As Mitt Romney's frontrunner status solidifies in the race for the GOP presidential nomination, his fellow Republican candidates are increasingly taking aim at the former Massachusetts governor. His decision not to sign an anti-abortion pledge last week is one issue in particular that several other Republican presidential candidates are using to target Romney.

Politico published a story this morning framing the new reality of the Republican race to face President Barack Obama in the 2012 general election: right now it basically boils down to Romney and the also-rans.

"(Romney) has built up a solid early lead and looks as strong as ever; now, the burden of closing that gap falls to a group of relatively untested, unknown rivals who have yet to prove themselves on the national stage. … To dislodge Romney, one or more of those candidates will have to grow their support many times over.
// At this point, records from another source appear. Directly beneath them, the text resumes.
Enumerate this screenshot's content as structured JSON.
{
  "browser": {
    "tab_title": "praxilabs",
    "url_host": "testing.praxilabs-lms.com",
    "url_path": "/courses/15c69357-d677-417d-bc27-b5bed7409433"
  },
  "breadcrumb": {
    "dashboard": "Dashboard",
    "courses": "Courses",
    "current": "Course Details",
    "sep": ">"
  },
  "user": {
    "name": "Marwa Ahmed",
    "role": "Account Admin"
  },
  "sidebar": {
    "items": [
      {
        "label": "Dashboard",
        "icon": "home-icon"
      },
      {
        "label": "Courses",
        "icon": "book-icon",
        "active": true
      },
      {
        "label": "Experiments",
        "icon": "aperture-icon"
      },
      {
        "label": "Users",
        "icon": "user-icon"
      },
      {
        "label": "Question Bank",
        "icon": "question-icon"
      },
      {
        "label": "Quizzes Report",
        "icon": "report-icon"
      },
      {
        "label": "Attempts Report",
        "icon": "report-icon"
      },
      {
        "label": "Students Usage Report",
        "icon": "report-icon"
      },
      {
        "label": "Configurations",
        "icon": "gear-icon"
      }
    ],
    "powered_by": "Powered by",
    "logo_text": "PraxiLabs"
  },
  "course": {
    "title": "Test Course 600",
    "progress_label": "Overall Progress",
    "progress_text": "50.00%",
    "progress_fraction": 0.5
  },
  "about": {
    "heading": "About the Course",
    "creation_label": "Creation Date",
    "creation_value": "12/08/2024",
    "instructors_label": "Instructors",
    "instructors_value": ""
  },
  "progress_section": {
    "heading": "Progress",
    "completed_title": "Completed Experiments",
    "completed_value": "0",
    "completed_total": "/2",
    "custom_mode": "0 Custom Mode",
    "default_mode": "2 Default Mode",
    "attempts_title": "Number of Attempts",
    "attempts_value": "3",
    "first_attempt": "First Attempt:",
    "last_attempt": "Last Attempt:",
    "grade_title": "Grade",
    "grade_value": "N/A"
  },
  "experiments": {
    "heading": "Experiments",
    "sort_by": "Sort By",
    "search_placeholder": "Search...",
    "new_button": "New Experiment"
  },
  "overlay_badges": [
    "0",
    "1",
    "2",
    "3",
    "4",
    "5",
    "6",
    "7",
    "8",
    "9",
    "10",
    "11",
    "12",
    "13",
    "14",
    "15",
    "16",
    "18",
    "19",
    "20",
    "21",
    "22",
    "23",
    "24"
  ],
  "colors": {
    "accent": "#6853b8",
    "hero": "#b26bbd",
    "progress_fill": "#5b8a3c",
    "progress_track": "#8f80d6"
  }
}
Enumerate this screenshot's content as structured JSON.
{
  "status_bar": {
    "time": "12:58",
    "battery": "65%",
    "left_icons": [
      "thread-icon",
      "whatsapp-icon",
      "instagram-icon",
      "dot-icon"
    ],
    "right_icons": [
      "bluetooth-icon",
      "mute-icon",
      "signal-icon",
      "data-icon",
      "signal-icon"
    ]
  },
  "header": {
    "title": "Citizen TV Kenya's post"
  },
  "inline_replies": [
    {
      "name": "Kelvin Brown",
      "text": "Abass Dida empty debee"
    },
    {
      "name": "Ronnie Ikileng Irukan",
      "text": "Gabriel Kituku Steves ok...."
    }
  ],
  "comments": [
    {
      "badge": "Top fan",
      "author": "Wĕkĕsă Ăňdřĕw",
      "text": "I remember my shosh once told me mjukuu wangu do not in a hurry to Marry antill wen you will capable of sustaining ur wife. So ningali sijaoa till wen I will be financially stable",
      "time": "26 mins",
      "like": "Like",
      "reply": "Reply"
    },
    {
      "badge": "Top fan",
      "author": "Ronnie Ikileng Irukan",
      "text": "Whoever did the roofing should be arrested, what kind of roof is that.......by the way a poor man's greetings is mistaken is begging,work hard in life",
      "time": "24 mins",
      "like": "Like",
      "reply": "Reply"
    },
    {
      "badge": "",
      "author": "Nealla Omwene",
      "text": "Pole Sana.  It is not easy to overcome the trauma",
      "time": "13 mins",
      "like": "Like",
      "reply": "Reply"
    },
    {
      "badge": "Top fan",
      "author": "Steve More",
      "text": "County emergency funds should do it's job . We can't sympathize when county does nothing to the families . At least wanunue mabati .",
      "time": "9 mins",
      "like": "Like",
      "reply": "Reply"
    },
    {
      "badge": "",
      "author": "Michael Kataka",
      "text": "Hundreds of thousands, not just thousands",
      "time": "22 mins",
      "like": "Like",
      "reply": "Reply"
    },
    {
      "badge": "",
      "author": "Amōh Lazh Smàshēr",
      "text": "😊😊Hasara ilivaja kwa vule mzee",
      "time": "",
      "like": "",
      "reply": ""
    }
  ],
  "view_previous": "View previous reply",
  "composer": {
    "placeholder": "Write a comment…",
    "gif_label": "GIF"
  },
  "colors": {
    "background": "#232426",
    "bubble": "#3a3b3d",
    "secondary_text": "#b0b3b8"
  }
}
That's an achievable feat, but it's not an easy one — and it's possible that none of Romney's low-profile challengers will be up to the job."

A Fox News piece published Monday relates that, earlier this month, the pro-life group Susan B. Anthony List started circulating an anti-abortion pledge that allows Republican presidential candidates to promise "to support only judicial nominees who are pro-life, to select pro-life cabinet members, to stop taxpayer funding of abortions, and to support a bill that would ban abortions after 20 weeks of pregnancy." The Boston Globe reports today that "the newly minted pledge … has been signed by five GOP candidates: U.S. Representatives Michele Bachmann of Minnesota and Ron Paul of Texas; Newt Gingrich, former House speaker; Tim Pawlenty, former governor of Minnesota; and Rick Santorum, former senator of Pennsylvania."

Per Fox News, Bachmann's campaign released a statement deriding Romney's decision to abstain from the anti-abortion pledge: "The excuses for not signing clearly continue the doubts about his leadership and commitment to ending the practice of abortion — particularly for a candidate who ran as pro-choice for the Senate and governorship of Massachusetts."

The Globe piece provides context for why Romney opted against signing the pro-life document: "Romney insists that his antiabortion credentials are rock-solid, but that he couldn't sign the pledge because it would cripple hospitals dependent on federal payments such as Medicare and tie his hands as president."

Seeking to deflate the controversy, Romney penned a first-person declaration Saturday for the conservative periodical National Review titled "My Pro-Life Pledge" in which he lays out his stance on abortion point-by-point. The opening line: "I am pro-life and believe that abortion should be limited to only instances of rape, incest, or to save the life of the mother."